Tuesday, October 9, 2012

"Fasten your seatbelts, it's going to be a bumpy night!" -Margo Channing, All About Eve (1950)

1950 All About Eve

I love this movie and watch it periodically.

Bill and Margo.
This is Bette Davis at her finest (except for maybe Dark Victory) as fascinating, larger than life Margo Channing -a theater megastar struggling with the difficulties inherent in being an aging actress.  She struggles with the fact that, while extremely successful, and in a happy relationship with her director (their real life relationship translated into great on-screen chemistry), she is no longer the young ingenue that she was.  Her confidence is shaken by this, and she takes it out on those closest to her, raging and moping in turn: "Infants behave the way I do, you know. They carry on and misbehave - they'd get drunk if they knew how - when they can't have what they want, when they feel unwanted or insecure or unloved."

Margo worries that her career will flounder, and that her boyfriend, Bill, will lose interest in her, despite his reassurances.  It is especially sore for her because Bill is eight years younger than her: "Bill's thirty-two. He looks thirty-two. He looked it five years ago, he'll look it twenty years from now. I hate men."
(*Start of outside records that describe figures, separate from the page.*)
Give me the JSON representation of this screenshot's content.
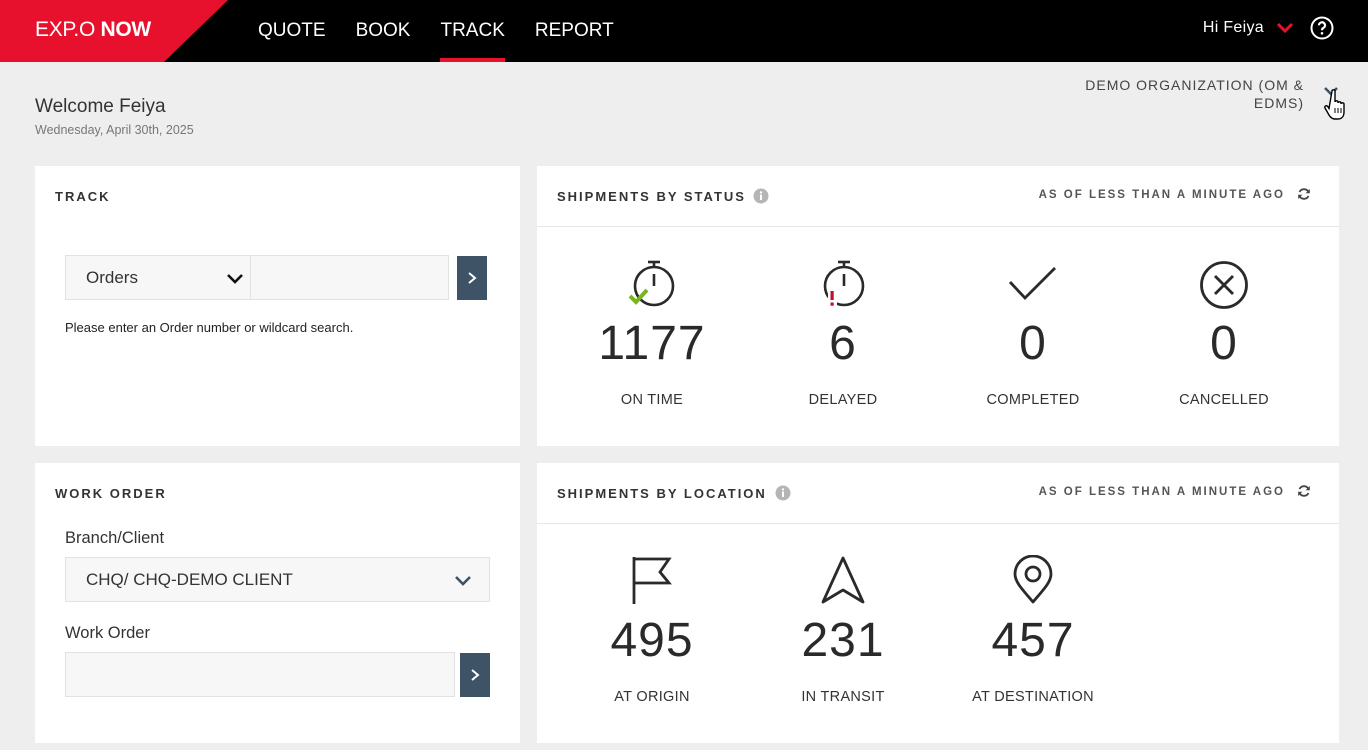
{
  "header": {
    "logo_prefix": "EXP.O",
    "logo_suffix": "NOW",
    "nav": [
      {
        "label": "QUOTE"
      },
      {
        "label": "BOOK"
      },
      {
        "label": "TRACK",
        "active": true
      },
      {
        "label": "REPORT"
      }
    ],
    "greeting": "Hi Feiya",
    "accent_color": "#e8112d"
  },
  "welcome": {
    "title": "Welcome Feiya",
    "date": "Wednesday, April 30th, 2025",
    "organization": "DEMO ORGANIZATION (OM & EDMS)"
  },
  "track": {
    "title": "TRACK",
    "type_selected": "Orders",
    "search_value": "",
    "hint": "Please enter an Order number or wildcard search."
  },
  "work_order": {
    "title": "WORK ORDER",
    "branch_label": "Branch/Client",
    "branch_selected": "CHQ/ CHQ-DEMO CLIENT",
    "wo_label": "Work Order",
    "wo_value": ""
  },
  "status": {
    "title": "SHIPMENTS BY STATUS",
    "as_of": "AS OF LESS THAN A MINUTE AGO",
    "items": [
      {
        "value": "1177",
        "label": "ON TIME",
        "icon": "stopwatch-check-icon"
      },
      {
        "value": "6",
        "label": "DELAYED",
        "icon": "stopwatch-alert-icon"
      },
      {
        "value": "0",
        "label": "COMPLETED",
        "icon": "checkmark-icon"
      },
      {
        "value": "0",
        "label": "CANCELLED",
        "icon": "circle-x-icon"
      }
    ]
  },
  "location": {
    "title": "SHIPMENTS BY LOCATION",
    "as_of": "AS OF LESS THAN A MINUTE AGO",
    "items": [
      {
        "value": "495",
        "label": "AT ORIGIN",
        "icon": "flag-icon"
      },
      {
        "value": "231",
        "label": "IN TRANSIT",
        "icon": "navigation-arrow-icon"
      },
      {
        "value": "457",
        "label": "AT DESTINATION",
        "icon": "map-pin-icon"
      }
    ]
  }
}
 photo AllAboutEve_zps17c52c58.jpgShe is briefly distracted and consoled by the adulation a young woman, Eve Harrington (Anne Baxter), a professed uber-fan of Margo, who wants nothing more than to wait on her hand and foot and idolize her.  Before too long, however, Margo begins to notice that Eve is not quite what she seems.  With great subtlety, Eve begins edging her way into Margo's life (her career, her friends, and her relationship), and her conniving nature becomes increasingly apparent.  Birdie, Margo's assistant, notices strange behavior in Eve: "[It's] like... like she's studying you, like you was a play or a book or a set of blueprints - how you walk, talk, eat, think, sleep... "  At first, all the other characters think Margo is being paranoid, and that this is just another sign of her insecurities.
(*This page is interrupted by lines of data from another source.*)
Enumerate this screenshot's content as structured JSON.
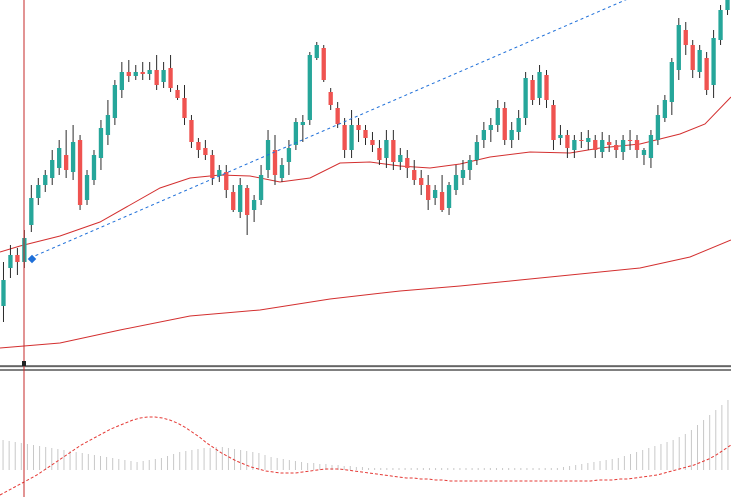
{
  "colors": {
    "background": "#ffffff",
    "grid": "#c8c8c8",
    "bull": "#26a69a",
    "bear": "#ef5350",
    "wick": "#2a2a2a",
    "ma": "#d32f2f",
    "trendline": "#1e6fd9",
    "crosshair": "#c62828",
    "histogram": "#c8c8c8",
    "signal": "#e53935",
    "separator": "#000000"
  },
  "chart_data": {
    "type": "candlestick",
    "title": "",
    "grid": true,
    "price": {
      "ylim": [
        0,
        370
      ],
      "candles": [
        [
          306,
          280,
          322,
          262
        ],
        [
          268,
          255,
          278,
          245
        ],
        [
          255,
          262,
          275,
          248
        ],
        [
          262,
          238,
          268,
          230
        ],
        [
          225,
          198,
          232,
          185
        ],
        [
          198,
          185,
          205,
          178
        ],
        [
          185,
          175,
          192,
          170
        ],
        [
          178,
          160,
          185,
          150
        ],
        [
          168,
          148,
          175,
          140
        ],
        [
          155,
          170,
          178,
          130
        ],
        [
          172,
          142,
          180,
          125
        ],
        [
          140,
          205,
          210,
          135
        ],
        [
          200,
          175,
          205,
          170
        ],
        [
          180,
          155,
          185,
          150
        ],
        [
          158,
          128,
          170,
          120
        ],
        [
          135,
          115,
          145,
          100
        ],
        [
          118,
          85,
          125,
          80
        ],
        [
          90,
          72,
          98,
          62
        ],
        [
          72,
          76,
          82,
          60
        ],
        [
          76,
          72,
          80,
          65
        ],
        [
          72,
          74,
          80,
          62
        ],
        [
          74,
          70,
          80,
          62
        ],
        [
          70,
          85,
          90,
          55
        ],
        [
          82,
          70,
          88,
          62
        ],
        [
          68,
          88,
          92,
          55
        ],
        [
          90,
          98,
          100,
          85
        ],
        [
          98,
          118,
          125,
          85
        ],
        [
          120,
          142,
          148,
          115
        ],
        [
          142,
          150,
          158,
          138
        ],
        [
          148,
          155,
          160,
          140
        ],
        [
          155,
          178,
          185,
          150
        ],
        [
          176,
          170,
          182,
          165
        ],
        [
          172,
          190,
          198,
          165
        ],
        [
          192,
          210,
          212,
          185
        ],
        [
          212,
          185,
          218,
          178
        ],
        [
          188,
          215,
          235,
          185
        ],
        [
          210,
          200,
          222,
          195
        ],
        [
          200,
          175,
          205,
          165
        ],
        [
          170,
          140,
          178,
          130
        ],
        [
          150,
          175,
          185,
          135
        ],
        [
          178,
          165,
          182,
          158
        ],
        [
          162,
          148,
          175,
          140
        ],
        [
          145,
          122,
          150,
          118
        ],
        [
          125,
          122,
          142,
          115
        ],
        [
          120,
          55,
          125,
          52
        ],
        [
          58,
          45,
          60,
          42
        ],
        [
          48,
          80,
          82,
          45
        ],
        [
          92,
          105,
          110,
          88
        ],
        [
          108,
          124,
          128,
          102
        ],
        [
          125,
          150,
          158,
          118
        ],
        [
          150,
          125,
          158,
          110
        ],
        [
          125,
          130,
          142,
          118
        ],
        [
          130,
          138,
          145,
          125
        ],
        [
          140,
          145,
          152,
          132
        ],
        [
          148,
          160,
          165,
          140
        ],
        [
          158,
          140,
          168,
          130
        ],
        [
          140,
          162,
          170,
          130
        ],
        [
          162,
          155,
          170,
          148
        ],
        [
          158,
          168,
          178,
          150
        ],
        [
          170,
          180,
          185,
          160
        ],
        [
          178,
          185,
          195,
          170
        ],
        [
          185,
          200,
          210,
          175
        ],
        [
          198,
          190,
          205,
          185
        ],
        [
          192,
          210,
          212,
          175
        ],
        [
          208,
          185,
          215,
          182
        ],
        [
          190,
          175,
          195,
          165
        ],
        [
          178,
          170,
          185,
          160
        ],
        [
          170,
          160,
          180,
          155
        ],
        [
          160,
          142,
          165,
          135
        ],
        [
          140,
          130,
          148,
          122
        ],
        [
          130,
          125,
          142,
          118
        ],
        [
          125,
          108,
          132,
          100
        ],
        [
          108,
          140,
          145,
          102
        ],
        [
          140,
          130,
          148,
          122
        ],
        [
          132,
          118,
          140,
          110
        ],
        [
          118,
          78,
          125,
          72
        ],
        [
          80,
          100,
          105,
          75
        ],
        [
          98,
          72,
          105,
          65
        ],
        [
          75,
          100,
          108,
          70
        ],
        [
          105,
          140,
          150,
          100
        ],
        [
          138,
          135,
          145,
          125
        ],
        [
          135,
          148,
          158,
          130
        ],
        [
          150,
          140,
          158,
          135
        ],
        [
          140,
          140,
          148,
          132
        ],
        [
          142,
          138,
          150,
          130
        ],
        [
          140,
          150,
          158,
          135
        ],
        [
          152,
          140,
          158,
          132
        ],
        [
          142,
          145,
          152,
          135
        ],
        [
          145,
          150,
          158,
          140
        ],
        [
          152,
          140,
          160,
          135
        ],
        [
          140,
          140,
          150,
          130
        ],
        [
          140,
          150,
          158,
          135
        ],
        [
          155,
          150,
          165,
          148
        ],
        [
          158,
          135,
          168,
          130
        ],
        [
          140,
          115,
          145,
          105
        ],
        [
          118,
          100,
          122,
          95
        ],
        [
          102,
          62,
          115,
          58
        ],
        [
          70,
          25,
          80,
          18
        ],
        [
          30,
          45,
          55,
          22
        ],
        [
          45,
          70,
          78,
          40
        ],
        [
          72,
          50,
          78,
          45
        ],
        [
          58,
          90,
          95,
          52
        ],
        [
          85,
          38,
          98,
          30
        ],
        [
          40,
          10,
          45,
          5
        ],
        [
          10,
          -20,
          15,
          -30
        ]
      ],
      "moving_average_fast": [
        [
          0,
          252
        ],
        [
          20,
          246
        ],
        [
          60,
          236
        ],
        [
          100,
          222
        ],
        [
          130,
          205
        ],
        [
          160,
          188
        ],
        [
          190,
          178
        ],
        [
          220,
          175
        ],
        [
          250,
          176
        ],
        [
          280,
          182
        ],
        [
          310,
          178
        ],
        [
          340,
          163
        ],
        [
          370,
          162
        ],
        [
          400,
          166
        ],
        [
          430,
          168
        ],
        [
          460,
          164
        ],
        [
          490,
          157
        ],
        [
          530,
          152
        ],
        [
          570,
          153
        ],
        [
          600,
          148
        ],
        [
          640,
          144
        ],
        [
          680,
          134
        ],
        [
          705,
          124
        ],
        [
          731,
          97
        ]
      ],
      "moving_average_slow": [
        [
          0,
          348
        ],
        [
          60,
          343
        ],
        [
          120,
          330
        ],
        [
          190,
          316
        ],
        [
          260,
          310
        ],
        [
          330,
          299
        ],
        [
          400,
          291
        ],
        [
          460,
          286
        ],
        [
          520,
          280
        ],
        [
          580,
          274
        ],
        [
          640,
          268
        ],
        [
          690,
          257
        ],
        [
          731,
          240
        ]
      ],
      "trendline": {
        "from": [
          30,
          258
        ],
        "to": [
          630,
          -2
        ]
      },
      "crosshair_x": 24,
      "marker": [
        32,
        259
      ]
    },
    "oscillator": {
      "histogram": [
        30,
        29,
        28,
        27,
        26,
        25,
        24,
        23,
        22,
        21,
        20,
        19,
        18,
        17,
        16,
        15,
        14,
        13,
        12,
        11,
        10,
        9,
        8,
        9,
        10,
        11,
        12,
        14,
        16,
        18,
        19,
        20,
        21,
        22,
        22,
        23,
        23,
        22,
        21,
        20,
        19,
        18,
        17,
        15,
        13,
        12,
        11,
        10,
        9,
        8,
        7,
        7,
        6,
        6,
        5,
        5,
        4,
        4,
        3,
        3,
        2,
        2,
        2,
        2,
        2,
        2,
        2,
        2,
        2,
        2,
        2,
        2,
        2,
        2,
        2,
        2,
        2,
        2,
        2,
        2,
        2,
        2,
        2,
        2,
        2,
        2,
        2,
        2,
        2,
        2,
        2,
        2,
        3,
        4,
        5,
        6,
        7,
        8,
        9,
        10,
        11,
        12,
        14,
        16,
        18,
        20,
        22,
        24,
        26,
        28,
        30,
        33,
        36,
        40,
        45,
        50,
        55,
        60,
        65,
        70
      ],
      "signal": [
        0,
        4,
        8,
        12,
        16,
        20,
        25,
        30,
        35,
        40,
        45,
        50,
        54,
        58,
        62,
        66,
        69,
        72,
        75,
        77,
        78,
        78,
        77,
        75,
        72,
        68,
        63,
        58,
        52,
        47,
        42,
        38,
        34,
        31,
        28,
        26,
        24,
        23,
        22,
        22,
        22,
        23,
        24,
        25,
        26,
        26,
        26,
        25,
        24,
        23,
        22,
        21,
        20,
        19,
        18,
        17,
        17,
        16,
        16,
        15,
        15,
        14,
        14,
        14,
        14,
        14,
        14,
        14,
        14,
        14,
        14,
        14,
        14,
        14,
        14,
        14,
        14,
        14,
        14,
        14,
        14,
        15,
        15,
        15,
        16,
        16,
        17,
        18,
        19,
        20,
        22,
        24,
        26,
        28,
        30,
        33,
        36,
        40,
        45,
        50
      ]
    }
  }
}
Only the devious journalist, Addison DeWiitt, fully recognizes Eve's true character, and takes her under his wing: "That I should want you at all suddenly strikes me as the height of improbability. But that in itself is probably the reason: You're an improbable person, Eve, and so am I. We have that in common. Also our contempt for humanity and inability to love and be loved, insatiable ambition, and talent. We deserve each other."

Increasingly, however, as Eve begins to grow bolder in her voracious appetite for fame, Margo's friends realize that Margo may have been right.

My favorite part is when Eve finally makes a move for Bill, and he smoothly rejects her, stating "I'm still in love with Margo.  Haven't you heard?"  When Eve persists, he casually tells her: "Don't cry. Just score it as an incomplete forward pass."
"Nice speech, Eve. But I
wouldn't worry too much
about your heart. You can
always put that award
where your heart ought to be."
-Margo to Eve
(with Addison DeWitt)

The movie is full of intrigue and twists, the characters are engaging, and the ending is satisfying, when the appearance of a new character hints that things are about to come full circle.

Just writing this makes me want to pull it out of the shelf and watch it again.